Only enable a PDB if you have also arranged for more than one replica, either via an HPA (see horizontal-pod-autoscaling.md) or by manually scaling the Deployment.
Enabling a PDB¶
Set spec.podDisruptionBudget on the GatewayClassParameters referenced by your GatewayClass. Exactly one of minAvailable or maxUnavailable must be set — the semantics mirror Kubernetes' PodDisruptionBudgetSpec.
yaml
apiVersion: gateway.varnish-software.com/v1alpha1
kind: GatewayClassParameters
metadata:
name: varnish-params
namespace: varnish-gateway-system
spec:
podDisruptionBudget:
minAvailable: 1
The operator creates one PDB per Gateway in the Gateway's namespace, named after the Gateway and selecting the Gateway's pods. It is owned by the Gateway and garbage-collected on deletion.
Recommended values¶
There is no single correct value — it depends on your replica count and your tolerance for reduced capacity during disruptions. Some guidance:
minAvailable: N-1(absolute) — keep all but one pod available. Safest for small replica counts (2–4). Works well when pods are roughly equal in cache fill.maxUnavailable: "25%"(percentage) — scales naturally with HPA. Good default once replicas are in the double digits.minAvailable: "50%"— conservative; keeps at least half the fleet serving. Use when each pod carries a meaningful share of the working set and cache loss on drain matters.
Avoid minAvailable: <replicas> or maxUnavailable: 0 — both disable voluntary disruption entirely, which is almost never what you want.
Interaction with HPA¶
PDB is evaluated against currently ready pods, not the HPA target.

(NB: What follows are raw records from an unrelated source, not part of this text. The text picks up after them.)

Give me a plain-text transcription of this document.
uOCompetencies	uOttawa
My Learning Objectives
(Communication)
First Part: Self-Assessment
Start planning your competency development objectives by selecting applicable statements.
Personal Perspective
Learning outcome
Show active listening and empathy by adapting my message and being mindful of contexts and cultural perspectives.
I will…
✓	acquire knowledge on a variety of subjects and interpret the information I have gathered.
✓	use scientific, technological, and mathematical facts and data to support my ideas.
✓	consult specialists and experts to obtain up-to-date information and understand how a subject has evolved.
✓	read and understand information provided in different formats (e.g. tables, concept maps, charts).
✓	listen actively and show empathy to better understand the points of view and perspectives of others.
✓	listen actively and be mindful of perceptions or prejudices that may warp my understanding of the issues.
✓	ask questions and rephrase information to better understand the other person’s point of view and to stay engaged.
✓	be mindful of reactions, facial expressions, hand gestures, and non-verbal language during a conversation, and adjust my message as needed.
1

During a scale-down, the HPA removes pods one at a time and the PDB is not consulted. HPA-triggered removals are not voluntary disruptions from the PDB's perspective. PDB does, however, gate node drains and rolling restarts even while the HPA is active.
If your PDB uses a percentage, it is computed against the current replica count at the time of eviction, so it tracks HPA scaling automatically. Absolute minAvailable values do not — a minAvailable: 3 with a replica count of 3 blocks drains just like the single-replica case.
Rolling restarts¶
Rolling restarts — triggered by infrastructure changes such as listener edits, image bumps, or varnishdExtraArgs changes, as described in the architecture overview — respect the PDB. With minAvailable: 1 and two replicas, a rolling restart proceeds one pod at a time. Keep this in mind when sizing: a tight PDB on a small replica count extends upgrade duration.
Disabling a PDB¶
Remove spec.podDisruptionBudget from the GatewayClassParameters (or set it to null). The operator deletes the PDB it owns on the next reconcile. This is important: a stale minAvailable: 1 left behind after scaling down to a single replica would silently block future drains.